A Vision
The future was a beautiful place, once.
Remember the full-blown balsa-wood town
on public display in the Civic Hall.
The ring-bound sketches, artists’ impressions,
blueprints of smoked glass and tubular steel,
board-game suburbs, modes of transportation
like fairground rides or executive toys.
Cities like dreams, cantilevered by light.
And people like us at the bottle-bank
next to the cycle-path, or dog-walking
over tended strips of fuzzy-felt grass,
or motoring home in electric cars,
model drivers. Or after the late show –
strolling the boulevard. They were the plans,
all underwritten in the neat left-hand
of architects – a true, legible script.
I pulled that future out of the north wind
at the landfill site, stamped with today’s date,
riding the air with other such futures,
all unlived in and now fully extinct.
Analysis
Whenever there is a title like this I am led to wonder just what is going on, especially when it comes to my old friend Mr Armitage here. I feel as if I know this man well, after all the years of teaching his poems at GCSE and below and feel that there is a closeness to him for me. I see the words “A Vision,” in bold at the top and think okay, just what does he mean by that? Does he mean the sort of vision that one has of something beautiful, or does he mean that what follows is about somewhere or someone that is simply a vision?
But when I read on, I begin to see just what is happening in the poem. His first line gives us a time frame to work from. He writes that “the future was a beautiful place, once.” When we look back like this we are doing so from the benefit of hindsight [Google to the rescue again?] and so he is possibly being romantic or even sarcastic in his words.

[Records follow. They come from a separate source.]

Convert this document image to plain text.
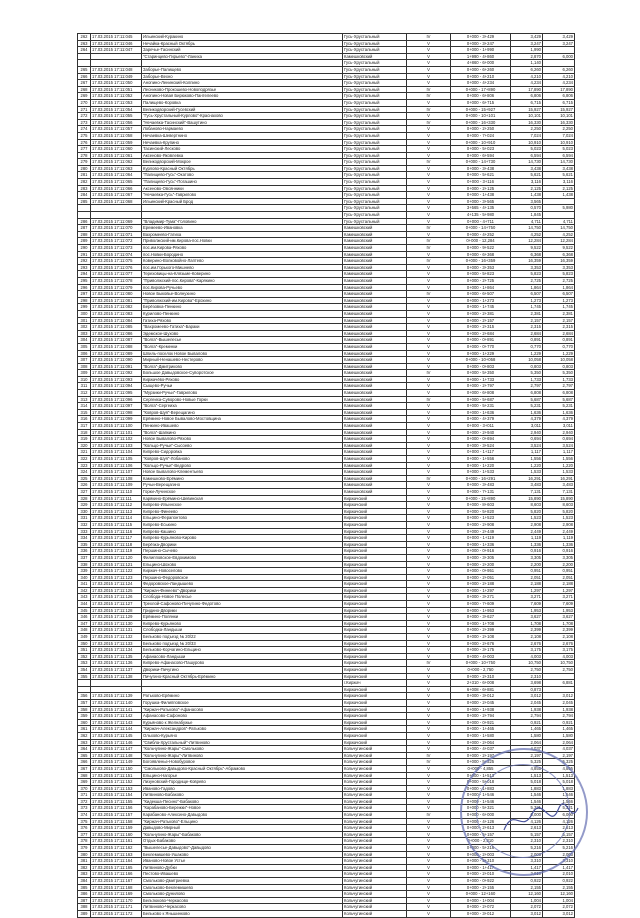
262	17.03.2015 17:11:045	Ильинский-Куракино	Гусь-Хрустальный	IV	0+000 - 3+429	3,429	3,429
263	17.03.2015 17:11:046	Нечайка-Красный Октябрь	Гусь-Хрустальный	V	0+000 - 3+247	3,247	3,247
264	17.03.2015 17:11:047	Заречье-Тасинский	Гусь-Хрустальный	V	0+000 - 1+990	1,990	
		"Старинцево-Гирьево"-Ланиха	Камешковский	V	1+990 - 4+860	2,870	6,000
			Гусь-Хрустальный	V	4+860 - 6+000	1,140	
265	17.03.2015 17:11:048	Заборье-Палищево	Гусь-Хрустальный	V	0+000 - 6+260	6,260	6,260
266	17.03.2015 17:11:049	Заборье-Вехно	Гусь-Хрустальный	V	0+000 - 4+210	4,210	4,210
267	17.03.2015 17:11:050	Анопино-Ленинский-Колпино	Гусь-Хрустальный	V	0+000 - 4+234	4,234	4,234
268	17.03.2015 17:11:051	Лесниково-Прокошево-Новоподрязье	Гусь-Хрустальный	IV	0+000 - 17+890	17,890	17,890
269	17.03.2015 17:11:052	Анопино-Новая Бирюково-Пантелеево	Гусь-Хрустальный	IV	0+000 - 6+806	6,806	6,806
270	17.03.2015 17:11:053	Палищево-Коровка	Гусь-Хрустальный	V	0+000 - 6+715	6,715	6,715
271	17.03.2015 17:11:054	Великодворский-Гусевский	Гусь-Хрустальный	IV	0+000 - 15+927	15,927	15,927
272	17.03.2015 17:11:055	"Гусь-Хрустальный-Курлово"-Краснахово	Гусь-Хрустальный	V	0+000 - 10+101	10,101	10,101
273	17.03.2015 17:11:056	"Нечаевка-Тасинский"-Вашутино	Гусь-Хрустальный	IV	0+000 - 16+330	16,330	16,330
274	17.03.2015 17:11:057	Лобаново-Нармаево	Гусь-Хрустальный	V	0+000 - 2+250	2,250	2,250
275	17.03.2015 17:11:058	Нечаевка-Шевертнино	Гусь-Хрустальный	V	0+000 - 7+024	7,024	7,024
276	17.03.2015 17:11:059	Нечаевка-Крупино	Гусь-Хрустальный	V	0+000 - 10+910	10,910	10,910
277	17.03.2015 17:11:060	Тасинский-Лесково	Гусь-Хрустальный	V	0+000 - 5+023	5,023	5,023
278	17.03.2015 17:11:061	Аксеново-Яковлевка	Гусь-Хрустальный	V	0+000 - 6+594	6,594	6,594
279	17.03.2015 17:11:062	Великодворский-Мокрое	Гусь-Хрустальный	IV	0+000 - 14+730	14,730	14,730
280	17.03.2015 17:11:063	Курлово-Красный Октябрь	Гусь-Хрустальный	V	0+000 - 3+438	3,438	3,438
281	17.03.2015 17:11:064	"Палищево-Гусь"-Окатово	Гусь-Хрустальный	V	0+000 - 5+621	5,621	5,621
282	17.03.2015 17:11:065	"Палищево-Гусь"-Погашино	Гусь-Хрустальный	V	0+000 - 3+116	3,116	3,116
283	17.03.2015 17:11:066	Аксеново-Овсянники	Гусь-Хрустальный	V	0+000 - 2+125	2,125	2,125
284	17.03.2015 17:11:067	"Нечаевка-Гусь"-Гаврилово	Гусь-Хрустальный	V	0+000 - 1+438	1,438	1,438
285	17.03.2015 17:11:068	Ильинский-Красный Брод	Гусь-Хрустальный	V	0+000 - 3+565	3,565	
			Гусь-Хрустальный	V	3+565 - 4+135	0,570	5,980
			Гусь-Хрустальный	V	4+135 - 5+980	1,845	
286	17.03.2015 17:11:069	"Владимир-Тума"-Головино	Гусь-Хрустальный	V	0+000 - 4+711	4,711	4,711
287	17.03.2015 17:11:070	Еремеево-Ивановка	Камешковский	IV	0+000 - 14+750	14,750	14,750
288	17.03.2015 17:11:071	Вахромеево-Гатиха	Камешковский	V	0+000 - 4+252	4,252	4,252
289	17.03.2015 17:11:072	Приволжский-им.Кирова-пос.Новки	Камешковский	IV	0+000 - 12,284	12,284	12,284
290	17.03.2015 17:11:073	пос.им.Кирова-Ряхово	Камешковский	IV	0+000 - 9+522	9,522	9,522
291	17.03.2015 17:11:074	пос.Новки-Бородино	Камешковский	V	0+000 - 6+368	6,368	6,368
292	17.03.2015 17:11:075	Коверино-Волковойно-Лаптево	Камешковский	IV	0+000 - 16+359	16,359	16,359
293	17.03.2015 17:11:076	пос.им.Горького-Мишнево	Камешковский	V	0+000 - 3+353	3,353	3,353
294	17.03.2015 17:11:077	Тереховицы-на-Клязьме-Коверино	Камешковский	V	0+000 - 5+823	5,823	5,823
295	17.03.2015 17:11:078	"Приволжский-пос.Кирова"-Карякино	Камешковский	V	0+000 - 2+725	2,725	2,725
296	17.03.2015 17:11:079	пос.Кирова-Ручьево	Камешковский	V	0+000 - 1+864	1,864	1,864
297	17.03.2015 17:11:080	Новое Быковье-Волнухино	Камешковский	IV	0+000 - 6+507	6,507	6,507
298	17.03.2015 17:11:081	"Приволжский-им.Кирова"-Ерохино	Камешковский	V	0+000 - 1+273	1,273	1,273
299	17.03.2015 17:11:082	Берёзовка-Пенкино	Камешковский	V	0+000 - 1+745	1,745	1,745
300	17.03.2015 17:11:083	Курилово-Пенкино	Камешковский	V	0+000 - 2+381	2,381	2,381
301	17.03.2015 17:11:084	Гатиха-Ряхово	Камешковский	V	0+000 - 2+157	2,157	2,157
302	17.03.2015 17:11:085	"Вахромеево-Гатиха"-Бараки	Камешковский	V	0+000 - 2+315	2,315	2,315
303	17.03.2015 17:11:086	Эдемское-Шухово	Камешковский	V	0+000 - 2+684	2,684	2,684
304	17.03.2015 17:11:087	"Волга"-Вышелесье	Камешковский	V	0+000 - 0+891	0,891	0,891
305	17.03.2015 17:11:088	"Волга"-Кременки	Камешковский	V	0+000 - 0+770	0,770	0,770
306	17.03.2015 17:11:089	Шпиль-поселок Новое Бывалово	Камешковский	V	0+000 - 1+229	1,229	1,229
307	17.03.2015 17:11:090	Мирный-Ненашево-Нестерово	Камешковский	V	0+000 - 10+058	10,058	10,058
308	17.03.2015 17:11:091	"Волга"-Дмитриково	Камешковский	V	0+000 - 0+803	0,803	0,803
309	17.03.2015 17:11:092	Большое Давыдовское-Суворотское	Камешковский	IV	0+000 - 5+350	5,350	5,350
310	17.03.2015 17:11:093	Киржачёво-Ряхово	Камешковский	V	0+000 - 1+733	1,733	1,733
311	17.03.2015 17:11:094	Сыщево-Ручьи	Камешковский	V	0+000 - 2+797	2,797	2,797
312	17.03.2015 17:11:095	"Мурзики-Ручьи"-Гаврилово	Камешковский	V	0+000 - 6+808	6,808	6,808
313	17.03.2015 17:11:096	Сергеиха-Суворово-Новые Горки	Камешковский	IV	0+000 - 5+687	5,687	5,687
314	17.03.2015 17:11:097	"Волга"-Сергеиха	Камешковский	V	0+000 - 5+231	5,231	5,231
315	17.03.2015 17:11:098	"Ковров-Шуя"-Верещагино	Камешковский	V	0+000 - 1+636	1,636	1,636
316	17.03.2015 17:11:099	Ерёмино-Новое Бывалово-Мостовщина	Камешковский	V	0+000 - 4+379	4,379	4,379
317	17.03.2015 17:11:100	Пенкино-Ивашево	Камешковский	V	0+000 - 3+011	3,011	3,011
318	17.03.2015 17:11:101	"Волга"-Шапкино	Камешковский	V	0+000 - 2+940	2,940	2,940
319	17.03.2015 17:11:102	Новое Бывалово-Ряхово	Камешковский	V	0+000 - 0+694	0,694	0,694
320	17.03.2015 17:11:103	"Кольцо-Ручьи"-Сысоево	Камешковский	V	0+000 - 3+524	3,524	3,524
321	17.03.2015 17:11:104	Кипрево-Сидоровка	Камешковский	V	0+000 - 1+117	1,117	1,117
322	17.03.2015 17:11:105	"Ковров-Шуя"-Лобаново	Камешковский	V	0+000 - 1+556	1,556	1,556
323	17.03.2015 17:11:106	"Кольцо-Ручьи"-Ведрово	Камешковский	V	0+000 - 1+220	1,220	1,220
324	17.03.2015 17:11:107	Новое Бывалово-Клементьево	Камешковский	V	0+000 - 1+533	1,533	1,533
325	17.03.2015 17:11:108	Камешково-Ерёмино	Камешковский	IV	0+000 - 16+291	16,291	16,291
326	17.03.2015 17:11:109	Ручьи-Верещагино	Камешковский	V	0+000 - 3+483	3,483	3,483
327	17.03.2015 17:11:110	Горки-Лучинское	Камешковский	V	0+000 - 7+131	7,131	7,131
328	17.03.2015 17:11:111	Карякино-Ерёмино-Шевинская	Киржачский	V	0+000 - 15+890	15,890	15,890
329	17.03.2015 17:11:112	Кипрево-Ильинское	Киржачский	V	0+000 - 8+603	8,603	8,603
330	17.03.2015 17:11:113	Кипрево-Финеево	Киржачский	V	0+000 - 5+820	5,820	5,820
331	17.03.2015 17:11:114	Ельцино-Ферапонтово	Киржачский	V	0+000 - 1+523	1,523	1,523
332	17.03.2015 17:11:115	Кипрево-Еськино	Киржачский	V	0+000 - 2+908	2,908	2,908
333	17.03.2015 17:11:116	Кипрево-Кашино	Киржачский	V	0+000 - 2+449	2,449	2,449
334	17.03.2015 17:11:117	Кипрево-Курьяново-Кирово	Киржачский	V	0+000 - 1+119	1,119	1,119
335	17.03.2015 17:11:118	Берёзка-Дворики	Киржачский	V	0+000 - 1+336	1,336	1,336
336	17.03.2015 17:11:119	Першино-Сычево	Киржачский	V	0+000 - 0+916	0,916	0,916
337	17.03.2015 17:11:120	Филипповское-Евдокимово	Киржачский	V	0+000 - 3+305	3,305	3,305
338	17.03.2015 17:11:121	Ельцино-Шохово	Киржачский	V	0+000 - 2+200	2,200	2,200
339	17.03.2015 17:11:122	Киржач-Новоселово	Киржачский	V	0+000 - 0+951	0,951	0,951
340	17.03.2015 17:11:123	Першино-Федоровское	Киржачский	V	0+000 - 2+051	2,051	2,051
341	17.03.2015 17:11:124	Федоровское-Ландышево	Киржачский	V	0+000 - 2+188	2,188	2,188
342	17.03.2015 17:11:125	"Киржач-Финеево"-Дворики	Киржачский	V	0+000 - 1+297	1,297	1,297
343	17.03.2015 17:11:126	Слобода-Новое Полесье	Киржачский	V	0+000 - 3+271	3,271	3,271
344	17.03.2015 17:11:127	Трехлой-Сафоново-Пичугино-Федотово	Киржачский	V	0+000 - 7+609	7,609	7,609
345	17.03.2015 17:11:128	Гридино-Дворики	Киржачский	V	0+000 - 1+953	1,953	1,953
346	17.03.2015 17:11:129	Ерёмино-Полянки	Киржачский	V	0+000 - 3+627	3,627	3,627
347	17.03.2015 17:11:130	Кипрево-Курьяново	Киржачский	V	0+000 - 1+708	1,708	1,708
348	17.03.2015 17:11:131	Слободка-Ландыши	Киржачский	V	0+000 - 2+399	2,399	2,399
349	17.03.2015 17:11:132	Бельково подъезд № 20/22	Киржачский	V	0+000 - 2+108	2,108	2,108
350	17.03.2015 17:11:133	Бельково подъезд № 20/33	Киржачский	V	0+000 - 2+676	2,676	2,676
351	17.03.2015 17:11:134	Бельково-Корчагино-Ельцино	Киржачский	V	0+000 - 3+175	3,175	3,175
352	17.03.2015 17:11:135	Афанасово-Ландыши	Киржачский	V	0+000 - 4+003	4,003	4,003
353	17.03.2015 17:11:136	Кипрево-Афанасово-Пашурово	Киржачский	IV	0+000 - 10+750	10,750	10,750
354	17.03.2015 17:11:137	Дворики-Пичугино	Киржачский	V	0+000 - 2,750	2,750	2,750
355	17.03.2015 17:11:138	Пичугино-Красный Октябрь-Ерёмино	Киржачский	V	0+000 - 2+310	2,310	
			г.Киржач	V	2+310 - 6+008	3,698	6,881
			Киржачский	V	6+008 - 6+881	0,873	
356	17.03.2015 17:11:139	Ратьково-Ерёмино	Киржачский	V	0+000 - 3+012	3,012	3,012
357	17.03.2015 17:11:140	Горушка-Филипповское	Киржачский	V	0+000 - 2+045	2,045	2,045
358	17.03.2015 17:11:141	"Киржач-Ратьково"-Афанасово	Киржачский	V	0+000 - 1+938	1,938	1,938
359	17.03.2015 17:11:142	Афанасово-Сафоново	Киржачский	V	0+000 - 2+794	2,794	2,794
360	17.03.2015 17:11:143	Курьяново к Желнабужье	Киржачский	V	0+000 - 0+921	0,921	0,921
361	17.03.2015 17:11:144	"Киржач-Александров"-Ратьково	Киржачский	V	0+000 - 1+465	1,465	1,465
362	17.03.2015 17:11:145	Ольхово-Курьяно	Киржачский	V	0+000 - 1+580	1,580	1,580
363	17.03.2015 17:11:146	"Свибла-Хрустальный"-Литвиново	Киржачский	V	0+000 - 2+064	2,064	2,064
364	17.03.2015 17:11:147	"Кольчугино-Жары"-Смольково	Кольчугинский	V	0+000 - 4+037	4,037	4,037
365	17.03.2015 17:11:148	"Кольчугино-Жары"-Литвиново	Кольчугинский	IV	0+000 - 2+197	2,197	2,197
366	17.03.2015 17:11:149	Богоявленье-Новобуровое	Кольчугинский	IV	0+000 - 5+325	5,325	5,325
367	17.03.2015 17:11:150	"Смольково-Давыдово-Красный Октябрь"-Абрамово	Кольчугинский	V	0+000 - 4,855	4,855	4,855
368	17.03.2015 17:11:151	Ельцино-Нагорье	Кольчугинский	V	0+000 - 1+513	1,513	1,513
369	17.03.2015 17:11:152	Лизуновский-Городище-Коврево	Кольчугинский	V	0+000 - 5+018	5,018	5,018
370	17.03.2015 17:11:153	Иваново-Гадово	Кольчугинский	V	0+000 - 1+883	1,883	1,883
371	17.03.2015 17:11:154	Литвиново-Бабаково	Кольчугинский	V	0+000 - 1+546	1,546	1,546
372	17.03.2015 17:11:155	"Кидекша-Песино"-Бабаково	Кольчугинский	V	0+000 - 1+546	1,546	1,546
373	17.03.2015 17:11:156	"Карабаново-Бережки"-Новое	Кольчугинский	V	0+000 - 5+321	5,321	5,321
374	17.03.2015 17:11:157	Карабаново-Алексино-Давыдово	Кольчугинский	IV	0+000 - 6+000	6,000	6,000
375	17.03.2015 17:11:158	"Киржач-Ратьково"-Ельцино	Кольчугинский	V	0+000 - 4+126	4,126	4,126
376	17.03.2015 17:11:159	Давыдово-Мирный	Кольчугинский	V	0+000 - 2+613	2,613	2,613
377	17.03.2015 17:11:160	"Кольчугино-Жары"-Бабаково	Кольчугинский	V	0+000 - 5+157	5,157	5,157
378	17.03.2015 17:11:161	Отдых-Бабаково	Кольчугинский	V	0+000 - 2,310	2,310	2,310
379	17.03.2015 17:11:162	"Вышелесье-Давыдово"-Давыдово	Кольчугинский	V	0+000 - 5+216	5,216	5,216
380	17.03.2015 17:11:163	Беклемишево-Ушаково	Кольчугинский	V	0+000 - 2+003	2,003	2,003
381	17.03.2015 17:11:164	Иваново-Новое Устье	Кольчугинский	V	0+000 - 3+310	3,310	3,310
382	17.03.2015 17:11:165	Литвиново-Дубки	Кольчугинский	V	0+000 - 1+417	1,417	1,417
383	17.03.2015 17:11:166	Пестово-Ивашево	Кольчугинский	V	0+000 - 2+010	2,010	2,010
384	17.03.2015 17:11:167	Смольково-Дмитриевка	Кольчугинский	V	0+000 - 0+922	0,922	0,922
385	17.03.2015 17:11:168	Смольково-Беклемишево	Кольчугинский	V	0+000 - 2+155	2,155	2,155
386	17.03.2015 17:11:169	Смольково-Дунилово	Кольчугинский	V	0+000 - 12+160	12,160	12,160
387	17.03.2015 17:11:170	Бельтюково-Черкасово	Кольчугинский	V	0+000 - 1+004	1,004	1,004
388	17.03.2015 17:11:171	Литвиново-Черкасово	Кольчугинский	V	0+000 - 2+072	2,072	2,072
389	17.03.2015 17:11:172	Бельково к Яньшинково	Кольчугинский	V	0+000 - 3+012	3,012	3,012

It is as if he is addressing these opening words to someone who is close to him, for he asks the person to “remember the full-blown balsa-wood town” that was “on public display in the Civic Hall.” This would suggest that he is talking about some form of plans that were made up in 3D, alongside a series of “ring-bound sketches, artists’ impressions” and “blueprints of smoked glass and tubular steel.” What is being painted here in the mind is the image of an architect’s plans that are on show.
Alongside such things are “board-game suburbs, modes of transportation like fairground rides or executive toys.” These are the images and the ideas that are being shown here, a sense of something special being viewed, something that would make an improvement to the life of the town or city that they are living in. As such, what becomes true is that cities are “like dreams,” images and metaphors for something brighter and more glorious in the future.
So far so good, with the image of the city of the future, but then the reader sees that there are people involved in this poem, people who are important to that someone who has created this vision of a glorious future for the place he lives in. There are images of people, miniatures who are “dog-walking over tended strips of fuzzy-felt grass.” They portray a sense of the contentedness that living in this utopia can bring and as such, bring hope where there was once despair. They are, in both senses of the word, “model drivers” in someone else’s mind.
But where there is hope, there is also despair because as much as we see someone “strolling the boulevard,” we also see that these plans have been found at the “landfill site,” a scene of decay and decomposition, where all the rubbish that gets scrapped is sent to in order to decompose into compost or some other material. The neatness of the “legible script” is balanced with the image of the landfill as the poet relates how he “pulled that future out of the north wind at the landfill site.”
In essence, this is a poem of two halves, two sides to how we view our hopes and our futures. We can have all the plans in the world but if they are not acted upon, then what are we left with but decay? In the end, says the poet, there are only two choices, invest in the future and make the right decisions, or end up like these plans; “unlived in and now fully extinct.”
How many times have you had a situation where you have had a choice to make? How many times have you created plans for something? Perhaps those plans have come to fruition and you have been successful? But equally so, perhaps they lie on the waste land of our hopes and dreams; that is the nature and the meaning in this poem.